His jaw clenches. “She’s not my girlfriend.”
I don’t care.
I reach for my purse, grab the edge of the table to steady myself, and give a smile that feels like a knife. A knife I fully intend to stab into my own dignity later when I inevitably replay this scene in the shower. Maybe I’ll even throw in a dramatic reenactment for my cat. I toss back the last of my water, slam the glass down harder than necessary, and look him in the eye.
“You know what’s funny? For a second there, I actually forgot this was fake.”
Then I turn around and walk away.
Not just out of the restaurant.
But straight into the night, heels clicking, heart pounding, trying not to cry in front of valet. I pass a couple laughing, a man on the phone yelling into his AirPods, a waiter lighting candles. All of it too normal. Like the earth didn’t just c***k open under my stupid too-expensive shoes.
Behind me, I hear Dante call my name.
But I don’t look back.
Let him chase me this time.
Let him explain.
Because I’m done pretending this isn’t real.
My phone buzzes.
Dante: That wasn’t what it looked like. Don’t shut me out.

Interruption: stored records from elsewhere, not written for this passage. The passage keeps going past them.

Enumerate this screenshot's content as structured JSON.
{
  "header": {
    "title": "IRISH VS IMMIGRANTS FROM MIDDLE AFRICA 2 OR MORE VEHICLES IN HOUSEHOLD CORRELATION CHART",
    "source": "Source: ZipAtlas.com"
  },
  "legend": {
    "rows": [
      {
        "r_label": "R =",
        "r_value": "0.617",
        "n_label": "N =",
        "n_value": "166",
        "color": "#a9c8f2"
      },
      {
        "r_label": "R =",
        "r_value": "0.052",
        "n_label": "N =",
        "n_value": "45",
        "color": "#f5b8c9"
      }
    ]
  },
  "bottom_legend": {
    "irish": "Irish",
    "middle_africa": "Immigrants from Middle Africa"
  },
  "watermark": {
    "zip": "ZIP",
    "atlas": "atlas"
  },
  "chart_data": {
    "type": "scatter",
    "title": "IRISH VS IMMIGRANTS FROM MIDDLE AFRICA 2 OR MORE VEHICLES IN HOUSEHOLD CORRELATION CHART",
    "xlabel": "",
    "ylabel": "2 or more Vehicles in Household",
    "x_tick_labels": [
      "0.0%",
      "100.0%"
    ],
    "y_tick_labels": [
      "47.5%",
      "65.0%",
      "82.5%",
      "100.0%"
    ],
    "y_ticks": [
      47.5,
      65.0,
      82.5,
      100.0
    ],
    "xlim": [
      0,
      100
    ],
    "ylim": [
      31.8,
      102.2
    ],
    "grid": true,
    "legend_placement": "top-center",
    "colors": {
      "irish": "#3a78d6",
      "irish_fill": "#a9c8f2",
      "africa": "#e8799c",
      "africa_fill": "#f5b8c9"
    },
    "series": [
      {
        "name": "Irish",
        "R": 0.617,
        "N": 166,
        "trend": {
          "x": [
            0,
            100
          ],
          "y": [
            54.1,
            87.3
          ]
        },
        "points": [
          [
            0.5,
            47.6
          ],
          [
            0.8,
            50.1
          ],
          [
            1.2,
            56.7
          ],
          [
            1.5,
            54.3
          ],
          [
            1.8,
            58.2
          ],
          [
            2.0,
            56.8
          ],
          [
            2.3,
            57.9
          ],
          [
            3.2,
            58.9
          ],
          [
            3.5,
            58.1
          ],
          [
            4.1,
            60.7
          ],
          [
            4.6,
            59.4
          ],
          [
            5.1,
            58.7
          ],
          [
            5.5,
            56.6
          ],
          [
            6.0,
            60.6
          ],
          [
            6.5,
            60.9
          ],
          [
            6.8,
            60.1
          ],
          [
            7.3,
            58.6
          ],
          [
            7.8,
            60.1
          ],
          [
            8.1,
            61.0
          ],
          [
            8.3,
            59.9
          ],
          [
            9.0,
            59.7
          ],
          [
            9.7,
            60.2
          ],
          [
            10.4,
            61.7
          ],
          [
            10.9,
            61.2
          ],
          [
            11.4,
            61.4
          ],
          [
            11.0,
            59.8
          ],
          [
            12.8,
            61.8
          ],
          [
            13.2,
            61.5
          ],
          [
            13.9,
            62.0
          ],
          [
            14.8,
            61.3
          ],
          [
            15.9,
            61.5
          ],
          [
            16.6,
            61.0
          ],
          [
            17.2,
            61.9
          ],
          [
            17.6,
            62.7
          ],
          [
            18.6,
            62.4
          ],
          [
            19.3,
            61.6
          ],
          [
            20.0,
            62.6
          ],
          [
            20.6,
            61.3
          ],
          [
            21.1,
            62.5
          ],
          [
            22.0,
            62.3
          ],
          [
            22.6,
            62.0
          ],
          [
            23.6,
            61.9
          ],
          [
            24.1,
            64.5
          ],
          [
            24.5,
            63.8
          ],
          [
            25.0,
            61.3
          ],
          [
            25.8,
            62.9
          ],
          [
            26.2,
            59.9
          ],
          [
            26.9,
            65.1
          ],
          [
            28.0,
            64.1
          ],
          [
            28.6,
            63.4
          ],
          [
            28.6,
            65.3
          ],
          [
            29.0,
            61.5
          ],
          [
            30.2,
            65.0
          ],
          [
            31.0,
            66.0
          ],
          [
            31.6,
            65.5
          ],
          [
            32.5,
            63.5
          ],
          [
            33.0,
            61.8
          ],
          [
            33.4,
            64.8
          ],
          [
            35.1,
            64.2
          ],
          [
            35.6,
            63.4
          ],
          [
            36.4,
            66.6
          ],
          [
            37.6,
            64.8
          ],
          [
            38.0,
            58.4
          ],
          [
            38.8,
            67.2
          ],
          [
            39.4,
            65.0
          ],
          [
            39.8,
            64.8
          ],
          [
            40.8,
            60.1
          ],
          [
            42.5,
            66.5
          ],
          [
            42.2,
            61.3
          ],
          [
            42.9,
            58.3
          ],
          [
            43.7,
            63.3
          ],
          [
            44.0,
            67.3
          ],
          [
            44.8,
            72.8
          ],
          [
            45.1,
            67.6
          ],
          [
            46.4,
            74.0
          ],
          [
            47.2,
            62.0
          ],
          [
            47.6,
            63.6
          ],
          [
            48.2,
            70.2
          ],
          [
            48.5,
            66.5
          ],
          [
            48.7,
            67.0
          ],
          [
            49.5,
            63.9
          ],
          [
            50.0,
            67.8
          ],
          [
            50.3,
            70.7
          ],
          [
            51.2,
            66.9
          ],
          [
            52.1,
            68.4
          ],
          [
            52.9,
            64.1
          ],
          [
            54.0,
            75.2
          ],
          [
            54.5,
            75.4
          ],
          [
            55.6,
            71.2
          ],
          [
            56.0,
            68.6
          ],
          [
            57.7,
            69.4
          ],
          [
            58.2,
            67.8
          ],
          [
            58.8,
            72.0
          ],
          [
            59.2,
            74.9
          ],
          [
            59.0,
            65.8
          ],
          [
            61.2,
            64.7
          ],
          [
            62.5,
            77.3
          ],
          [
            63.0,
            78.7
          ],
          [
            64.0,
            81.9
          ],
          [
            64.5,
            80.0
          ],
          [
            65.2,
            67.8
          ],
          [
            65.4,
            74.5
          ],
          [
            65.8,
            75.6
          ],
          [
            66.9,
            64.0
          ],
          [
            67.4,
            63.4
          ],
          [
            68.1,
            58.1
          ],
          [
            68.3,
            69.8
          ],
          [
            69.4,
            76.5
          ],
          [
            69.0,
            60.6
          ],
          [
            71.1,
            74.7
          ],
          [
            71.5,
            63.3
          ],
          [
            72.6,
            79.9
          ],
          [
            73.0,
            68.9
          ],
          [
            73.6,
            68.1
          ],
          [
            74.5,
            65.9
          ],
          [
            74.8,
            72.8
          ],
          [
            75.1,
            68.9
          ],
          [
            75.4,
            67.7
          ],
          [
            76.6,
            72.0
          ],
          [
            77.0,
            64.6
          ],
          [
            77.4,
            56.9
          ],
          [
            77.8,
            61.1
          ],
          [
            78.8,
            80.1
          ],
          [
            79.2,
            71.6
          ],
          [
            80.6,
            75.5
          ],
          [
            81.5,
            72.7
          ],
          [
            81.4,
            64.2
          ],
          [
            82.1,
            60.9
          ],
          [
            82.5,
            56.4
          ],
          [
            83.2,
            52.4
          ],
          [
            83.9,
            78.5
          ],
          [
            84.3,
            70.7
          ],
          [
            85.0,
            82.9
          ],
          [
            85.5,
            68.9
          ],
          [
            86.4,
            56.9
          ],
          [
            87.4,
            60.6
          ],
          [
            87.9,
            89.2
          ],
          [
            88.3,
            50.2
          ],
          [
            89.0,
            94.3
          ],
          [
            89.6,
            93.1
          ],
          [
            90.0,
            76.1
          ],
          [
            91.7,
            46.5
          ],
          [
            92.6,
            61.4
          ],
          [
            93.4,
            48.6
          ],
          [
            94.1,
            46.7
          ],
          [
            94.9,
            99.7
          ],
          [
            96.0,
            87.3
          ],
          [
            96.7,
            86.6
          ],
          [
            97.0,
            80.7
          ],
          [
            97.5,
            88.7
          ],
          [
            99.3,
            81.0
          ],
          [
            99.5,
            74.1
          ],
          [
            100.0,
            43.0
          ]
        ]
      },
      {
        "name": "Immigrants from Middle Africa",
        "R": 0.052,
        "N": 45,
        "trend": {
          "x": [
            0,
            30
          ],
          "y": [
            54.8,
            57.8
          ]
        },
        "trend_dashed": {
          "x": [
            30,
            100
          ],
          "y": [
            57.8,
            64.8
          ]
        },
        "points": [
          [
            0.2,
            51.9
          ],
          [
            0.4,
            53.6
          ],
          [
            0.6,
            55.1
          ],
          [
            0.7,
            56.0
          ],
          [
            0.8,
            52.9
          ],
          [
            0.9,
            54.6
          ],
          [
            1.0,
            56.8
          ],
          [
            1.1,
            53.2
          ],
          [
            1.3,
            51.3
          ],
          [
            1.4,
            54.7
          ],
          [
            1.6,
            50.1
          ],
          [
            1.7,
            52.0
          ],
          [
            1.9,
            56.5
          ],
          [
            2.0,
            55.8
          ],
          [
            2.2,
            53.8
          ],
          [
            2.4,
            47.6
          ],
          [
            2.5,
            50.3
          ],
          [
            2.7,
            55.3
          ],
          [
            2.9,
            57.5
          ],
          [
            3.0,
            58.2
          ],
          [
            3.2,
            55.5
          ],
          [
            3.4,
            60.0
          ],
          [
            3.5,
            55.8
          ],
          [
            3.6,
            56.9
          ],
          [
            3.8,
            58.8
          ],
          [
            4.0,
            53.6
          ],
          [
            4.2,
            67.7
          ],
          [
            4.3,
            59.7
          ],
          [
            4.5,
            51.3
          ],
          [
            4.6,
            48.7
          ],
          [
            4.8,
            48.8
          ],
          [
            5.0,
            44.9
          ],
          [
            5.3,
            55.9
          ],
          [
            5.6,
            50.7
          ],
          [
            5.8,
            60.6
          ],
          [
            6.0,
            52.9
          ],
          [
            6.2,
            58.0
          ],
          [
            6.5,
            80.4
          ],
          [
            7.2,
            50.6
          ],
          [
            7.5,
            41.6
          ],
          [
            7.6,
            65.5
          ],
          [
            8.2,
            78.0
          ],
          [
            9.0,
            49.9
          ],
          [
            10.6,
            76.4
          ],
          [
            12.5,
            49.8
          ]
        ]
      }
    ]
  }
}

My thumb hovers over the screen, the message burning like it might scorch through the glass. I don’t know whether to laugh, cry, or throw my phone into traffic. My heart twists in that stupid way it does when your brain is screaming no, but your feelings are standing on the sidewalk waving a boombox.
“Of course it wasn’t,” I mutter to no one. “It never is.”
I keep walking, because if I stop now, I’m afraid I might run back.